Zen Wrapped in Karma Dipped in Chocolate: A Trip Through Death, Sex, Divorce, and Spiritual Celebrity in Search of the True Dharma
- Author: Brad Warner
- Cover artist: Johnny Kraft
- Language: American English
- Subject: Sōtō Zen Buddhism,
- Published: 2009 (New World Library)
- Publication place: United States
- Media type: Print
- Pages: 224
- ISBN: 1-57731-559-6
- Preceded by: Sit Down and Shut Up
- Followed by: Sex, Sin, and Zen

= Zen Wrapped in Karma Dipped in Chocolate =

2009 book by Brad Warner

Zen Wrapped in Karma Dipped in Chocolate: A Trip Through Death, Sex, Divorce, and Spiritual Celebrity in Search of the True Dharma (often referred to simply as Zen Wrapped in Karma Dipped in Chocolate) is a book written by Zen priest and punk rock bassist Brad Warner.
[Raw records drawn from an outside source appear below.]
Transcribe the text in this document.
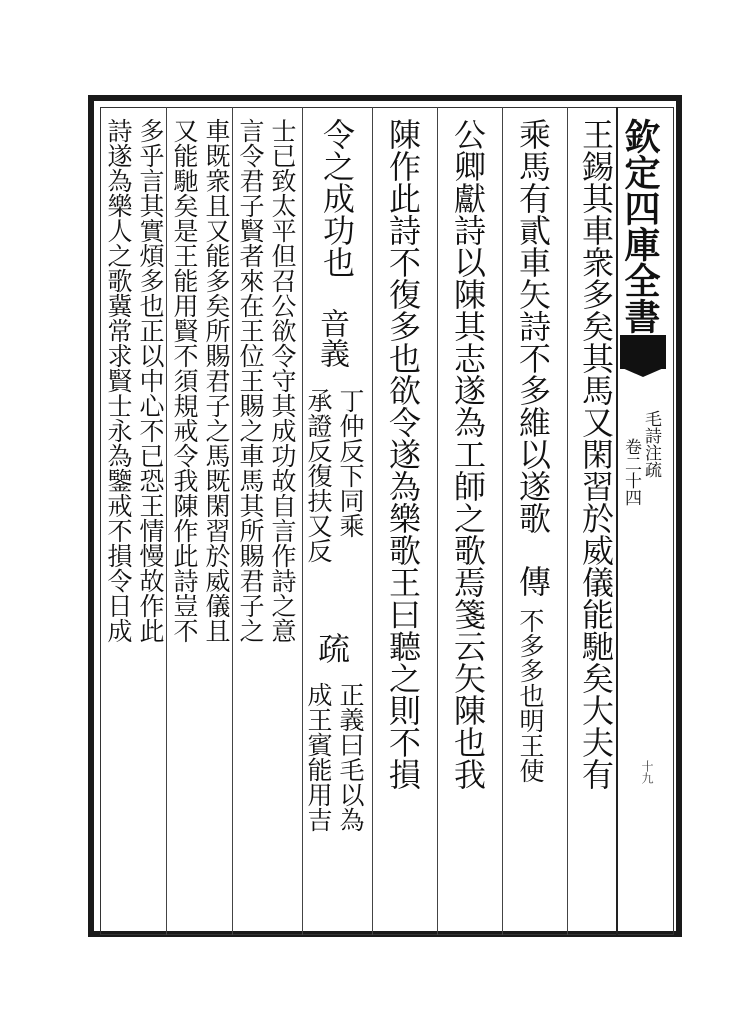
欽定四庫全書
毛詩注疏
卷二十四
十九
王錫其車衆多矣其馬又閑習於威儀能馳矣大夫有
乘馬有貳車矢詩不多維以遂歌
傳
不多多也明王使
公卿獻詩以陳其志遂為工師之歌焉箋云矢陳也我
陳作此詩不復多也欲令遂為樂歌王曰聽之則不損
令之成功也
音義
丁仲反下同乘
承證反復扶又反
疏
正義曰毛以為
成王賓能用吉
士已致太平但召公欲令守其成功故自言作詩之意
言令君子賢者來在王位王賜之車馬其所賜君子之
車既衆且又能多矣所賜君子之馬既閑習於威儀且
又能馳矣是王能用賢不須規戒令我陳作此詩豈不
多乎言其實煩多也正以中心不已恐王情慢故作此
詩遂為樂人之歌冀常求賢士永為鑒戒不損令日成
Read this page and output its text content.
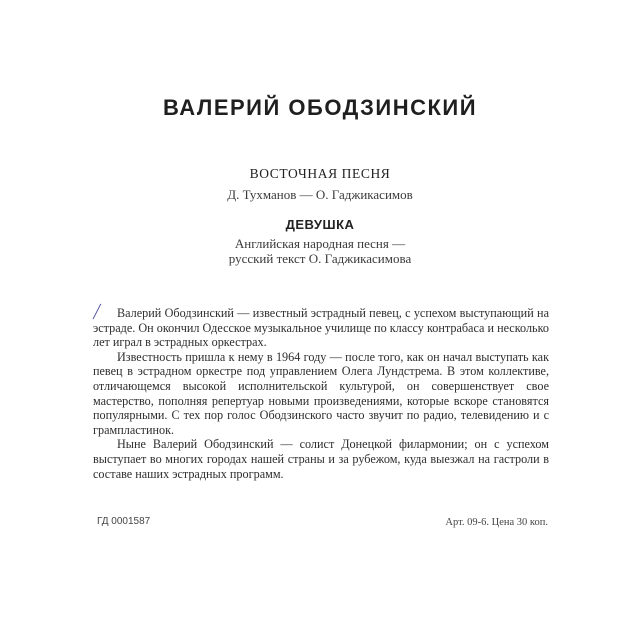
ВАЛЕРИЙ ОБОДЗИНСКИЙ
ВОСТОЧНАЯ ПЕСНЯ
Д. Тухманов — О. Гаджикасимов
ДЕВУШКА
Английская народная песня —
русский текст О. Гаджикасимова
╱	Валерий Ободзинский — известный эстрадный певец, с успехом выступающий на эстраде. Он окончил Одесское музыкальное училище по классу контрабаса и несколько лет играл в эстрадных оркестрах.

Известность пришла к нему в 1964 году — после того, как он начал выступать как певец в эстрадном оркестре под управлением Олега Лундстрема. В этом коллективе, отличающемся высокой исполнительской культурой, он совершенствует свое мастерство, пополняя репертуар новыми произведениями, которые вскоре становятся популярными. С тех пор голос Ободзинского часто звучит по радио, телевидению и с грампластинок.

Ныне Валерий Ободзинский — солист Донецкой филармонии; он с успехом выступает во многих городах нашей страны и за рубежом, куда выезжал на гастроли в составе наших эстрадных программ.

ГД 0001587	Арт. 09-6. Цена 30 коп.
The book chronicles Warner's 2007, the year in which Zen helped Warner handle his mother and grandmother's deaths, the dissolution of his marriage, and the end of his career.

== The title ==
Brad Warner has said that the title was inspired by a yogurt commercial featuring two women discussing the deliciousness of their yogurt. One opines that it is "Zen wrapped in Karma dipped In chocolate good."

==Reception==
Zen Wrapped in Karma Dipped in Chocolate received mostly positive reviews. Publishers Weekly said of the book, " As ever, Warner is unafraid to smash idols, including his own celebrity status as a Zen master." and "Those familiar with his previous work will find this book exceptionally plainspoken and pungent".

Elephant Journal claimed that Zen Wrapped in Karma Dipped in Chocolate was " destined to be on my "best of '09″ list." A review for Razorcake stated "he's written a book on a subject that I have absolutely zero interest in, and he's done it well enough that I plowed right through the thing in record time."